До поры до времени на них никто особо внимания не обращал, и, уставшие с дороги, мужики уже начали забываться тревожным сном, как вдруг были разбужены звоном и грохотом слетевших со столов тарелок и бутылок. Некий разгулявшийся молодой человек с бритым лицом и в диковинном красно-синем мундире затеял драку с трактирщиком, обвиняя последнего в том, что тот «на каждую четверть водки два стакана лишней воды кладет, а деньги берет как за чистую».
Толстый трактирщик, которого гвардеец душил голыми руками, распластав его в проходе между лавками, хрипел и выкатывал белесые косые глаза.
Кругом стоял визг гулящих девок и хохот разгулявшихся молодчиков. Кто-то носился по столам, сшибая на пол посуду, и она катилась по полу, звеня и подпрыгивая.
– Вот спаси Иисусе, шли за помогти, а попали на шабаш, – сказал старший, свешивая с лавки босые ноги.
– Уходить надо, дядя Ермолай.
– Да уж, посидели.
Оба мужика, не обращая внимания на то, что творилось вокруг, принялись споро одеваться.
В это время в трактир, привлеченный шумом и свистом, вошел отряд караульных. Возглавлял их высокий, как каланча, гвардеец в диковинной высокой шапке и со шпагой, воинственно бряцающей у правого бедра. Вид у него был такой бравый и строгий, а караул так недвусмысленно взялся за ружья, что шум в трактире мгновенно улегся. Гулящие девки, городское хулинанье и прочая мелкая сошка брызнули в двери и окна, как рыба сквозь дырявый невод.
Караул, казалось, это не интересовало: все смотрели на молодого человека, зачинщика драки. С сожалением выпустив горло трактирщика, он поднялся с пола и, ни на кого не глядя, хмуро оправлял рукава мундира.

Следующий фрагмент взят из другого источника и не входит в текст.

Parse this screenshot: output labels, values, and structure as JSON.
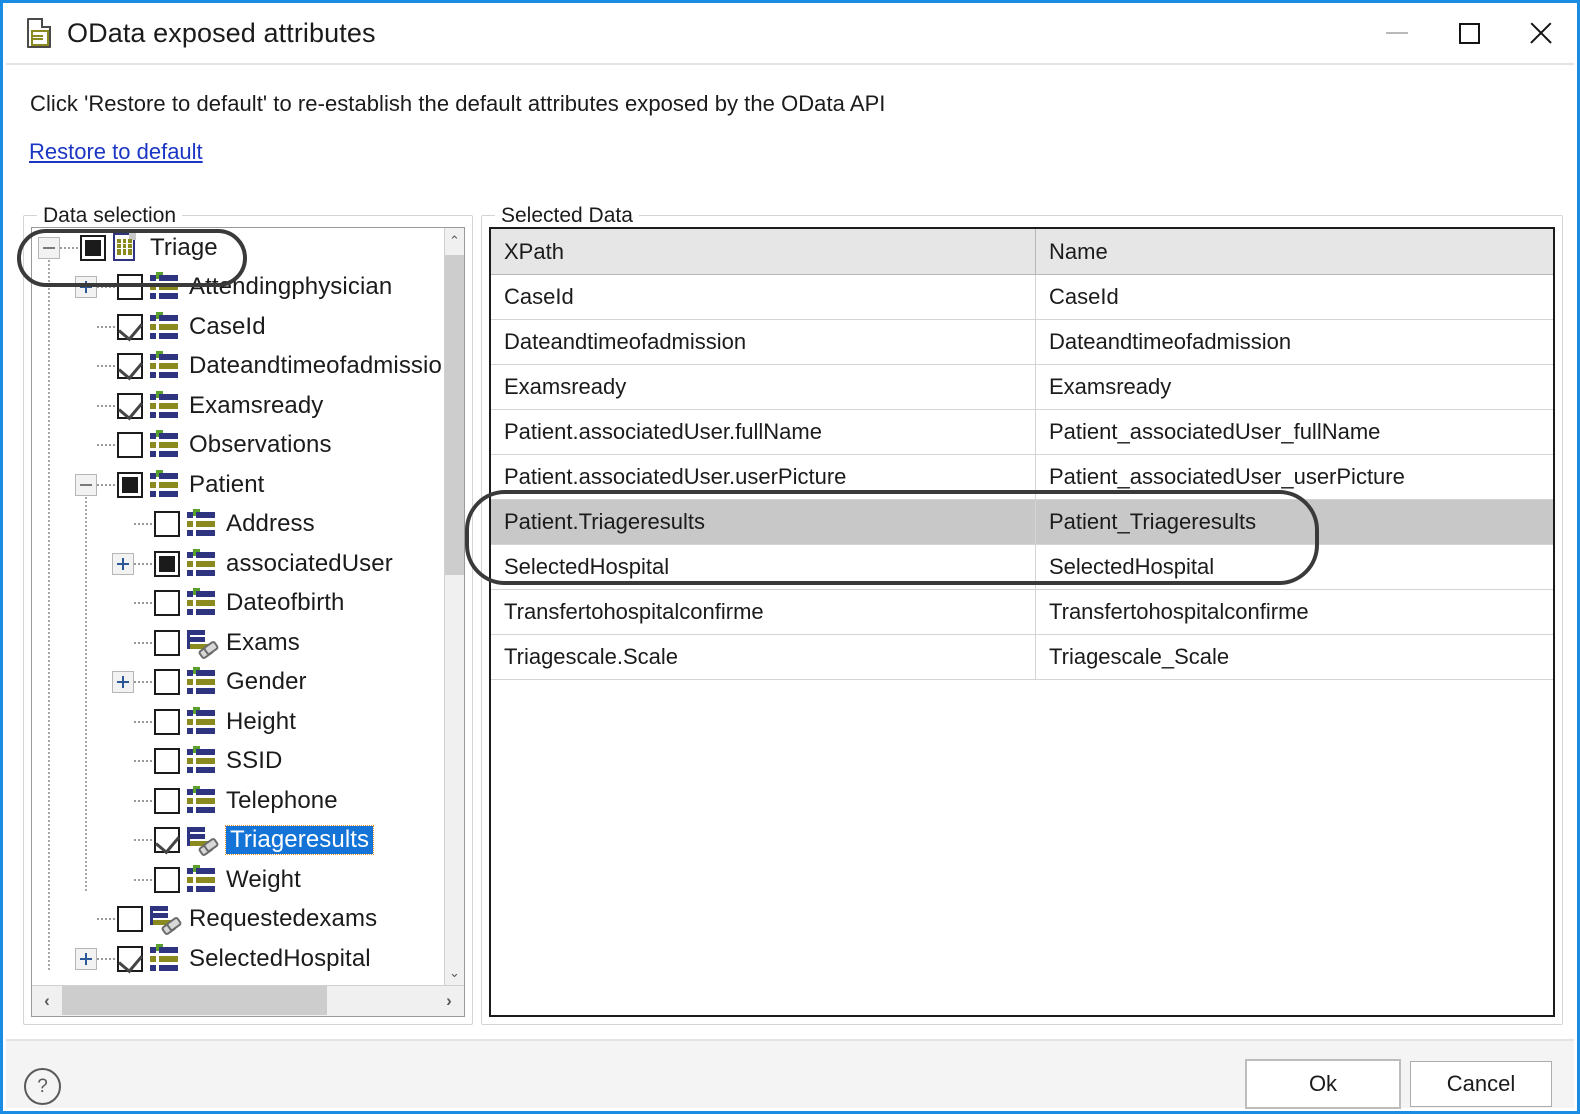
{
  "window": {
    "title": "OData exposed attributes",
    "icon": "document-table-icon",
    "minimize_label": "–",
    "maximize_label": "□",
    "close_label": "✕"
  },
  "instruction": "Click 'Restore to default' to re-establish the default attributes exposed by the OData API",
  "restore_link": "Restore to default",
  "data_selection": {
    "group_label": "Data selection",
    "tree": [
      {
        "label": "Triage",
        "depth": 0,
        "check": "filled",
        "icon": "root",
        "twisty": "minus",
        "selected": false
      },
      {
        "label": "Attendingphysician",
        "depth": 1,
        "check": "unchecked",
        "icon": "attr",
        "twisty": "plus",
        "selected": false
      },
      {
        "label": "CaseId",
        "depth": 1,
        "check": "checked",
        "icon": "attr",
        "twisty": "none",
        "selected": false
      },
      {
        "label": "Dateandtimeofadmissio",
        "depth": 1,
        "check": "checked",
        "icon": "attr",
        "twisty": "none",
        "selected": false
      },
      {
        "label": "Examsready",
        "depth": 1,
        "check": "checked",
        "icon": "attr",
        "twisty": "none",
        "selected": false
      },
      {
        "label": "Observations",
        "depth": 1,
        "check": "unchecked",
        "icon": "attr",
        "twisty": "none",
        "selected": false
      },
      {
        "label": "Patient",
        "depth": 1,
        "check": "filled",
        "icon": "attr",
        "twisty": "minus",
        "selected": false
      },
      {
        "label": "Address",
        "depth": 2,
        "check": "unchecked",
        "icon": "attr",
        "twisty": "none",
        "selected": false
      },
      {
        "label": "associatedUser",
        "depth": 2,
        "check": "filled",
        "icon": "attr",
        "twisty": "plus",
        "selected": false
      },
      {
        "label": "Dateofbirth",
        "depth": 2,
        "check": "unchecked",
        "icon": "attr",
        "twisty": "none",
        "selected": false
      },
      {
        "label": "Exams",
        "depth": 2,
        "check": "unchecked",
        "icon": "assoc",
        "twisty": "none",
        "selected": false
      },
      {
        "label": "Gender",
        "depth": 2,
        "check": "unchecked",
        "icon": "attr",
        "twisty": "plus",
        "selected": false
      },
      {
        "label": "Height",
        "depth": 2,
        "check": "unchecked",
        "icon": "attr",
        "twisty": "none",
        "selected": false
      },
      {
        "label": "SSID",
        "depth": 2,
        "check": "unchecked",
        "icon": "attr",
        "twisty": "none",
        "selected": false
      },
      {
        "label": "Telephone",
        "depth": 2,
        "check": "unchecked",
        "icon": "attr",
        "twisty": "none",
        "selected": false
      },
      {
        "label": "Triageresults",
        "depth": 2,
        "check": "checked",
        "icon": "assoc",
        "twisty": "none",
        "selected": true
      },
      {
        "label": "Weight",
        "depth": 2,
        "check": "unchecked",
        "icon": "attr",
        "twisty": "none",
        "selected": false
      },
      {
        "label": "Requestedexams",
        "depth": 1,
        "check": "unchecked",
        "icon": "assoc",
        "twisty": "none",
        "selected": false
      },
      {
        "label": "SelectedHospital",
        "depth": 1,
        "check": "checked",
        "icon": "attr",
        "twisty": "plus",
        "selected": false
      }
    ],
    "scroll_up_glyph": "⌃",
    "scroll_down_glyph": "⌄",
    "scroll_left_glyph": "‹",
    "scroll_right_glyph": "›"
  },
  "selected_data": {
    "group_label": "Selected Data",
    "columns": [
      "XPath",
      "Name"
    ],
    "rows": [
      {
        "xpath": "CaseId",
        "name": "CaseId",
        "highlighted": false
      },
      {
        "xpath": "Dateandtimeofadmission",
        "name": "Dateandtimeofadmission",
        "highlighted": false
      },
      {
        "xpath": "Examsready",
        "name": "Examsready",
        "highlighted": false
      },
      {
        "xpath": "Patient.associatedUser.fullName",
        "name": "Patient_associatedUser_fullName",
        "highlighted": false
      },
      {
        "xpath": "Patient.associatedUser.userPicture",
        "name": "Patient_associatedUser_userPicture",
        "highlighted": false
      },
      {
        "xpath": "Patient.Triageresults",
        "name": "Patient_Triageresults",
        "highlighted": true
      },
      {
        "xpath": "SelectedHospital",
        "name": "SelectedHospital",
        "highlighted": false
      },
      {
        "xpath": "Transfertohospitalconfirme",
        "name": "Transfertohospitalconfirme",
        "highlighted": false
      },
      {
        "xpath": "Triagescale.Scale",
        "name": "Triagescale_Scale",
        "highlighted": false
      }
    ]
  },
  "footer": {
    "help_glyph": "?",
    "ok_label": "Ok",
    "cancel_label": "Cancel"
  },
  "colors": {
    "window_border": "#1b8ce3",
    "link": "#1b36c4",
    "selection": "#1373d6",
    "row_highlight": "#c8c8c8",
    "annotation": "#3a3a3a"
  }
}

– Тэ-экс-с… – протянул начальник, оглядывая сквозь прищуренный глаза открывшуюся ему картину погрома. – Шумим, значит, и императорских указов не соблюдаем. Гардемарин? – спросил он у юноши, и, не дожидаясь ответа, сам себе ответил:
– Гардемарин. А то, что курсантам морской школы высочайшим императорским повелением запрещено посещать кабаки, трактиры и прочие тому подобные места, слыхал?
– Слыхал.
– Пожалуйте, сударь. Доставим вас к вашему начальству для наложения наказания.
– Я…
Юноша принял очень воинственный вид, и караул, заметив это, сгрудился возле него поплотнее. Не исключено, что в трактире могла завязаться вторая драка, на этот раз с куда более серьезными последствиями, но тут, к удивлению Савелия, какая-то сила подхватила его старшего товарища с лавки и бросила к начальнику караула.
– Ох, господин хороший, простите, не знаю, как величать вас, дозвольте сказать. Не наказывайте вы его, бог с ним. Барич это мой, Микита Андреевич, барыни моей единственный сынок. Я ему письмо, вишь, из дому привез, так он на радостях меня в трактир, значит, и повез, чтобы я, значит, угостился. А сам-то Микита ни-ни, и усов в водке не обмочит, и в дверь не войдет, где подносят, ну ее, говорит, проклятую! Привез меня, значит, в трактир-то – а вы не удивляйтесь, господин хороший, что барич меня самолично подвез, я ж вашего Питербурха-то не знаю, а Микиту-то Андрееча с младых ногтей вырастил, дядька я его, пока в мореходную школу из дома не проводили, все ходил за мальчонком. Привез он меня в трактир, а тут на него и налетели, ворье поганое. Он, Микита-то наш, дюже горячий. Вот оно и началось, и пошло, и пошло. Ан он-то не виноват, как есть не виноват, вот и товарищ мой, что на лавке сидит, подтвердить может. Отпустите вы Микитку, господин хороший, бог с ним. А за беспокойство примите. Я, чай, понимаю, что служба. Примите за беспокойство, как бы от моей барыни взяли. Один он, чай, у нее сынок.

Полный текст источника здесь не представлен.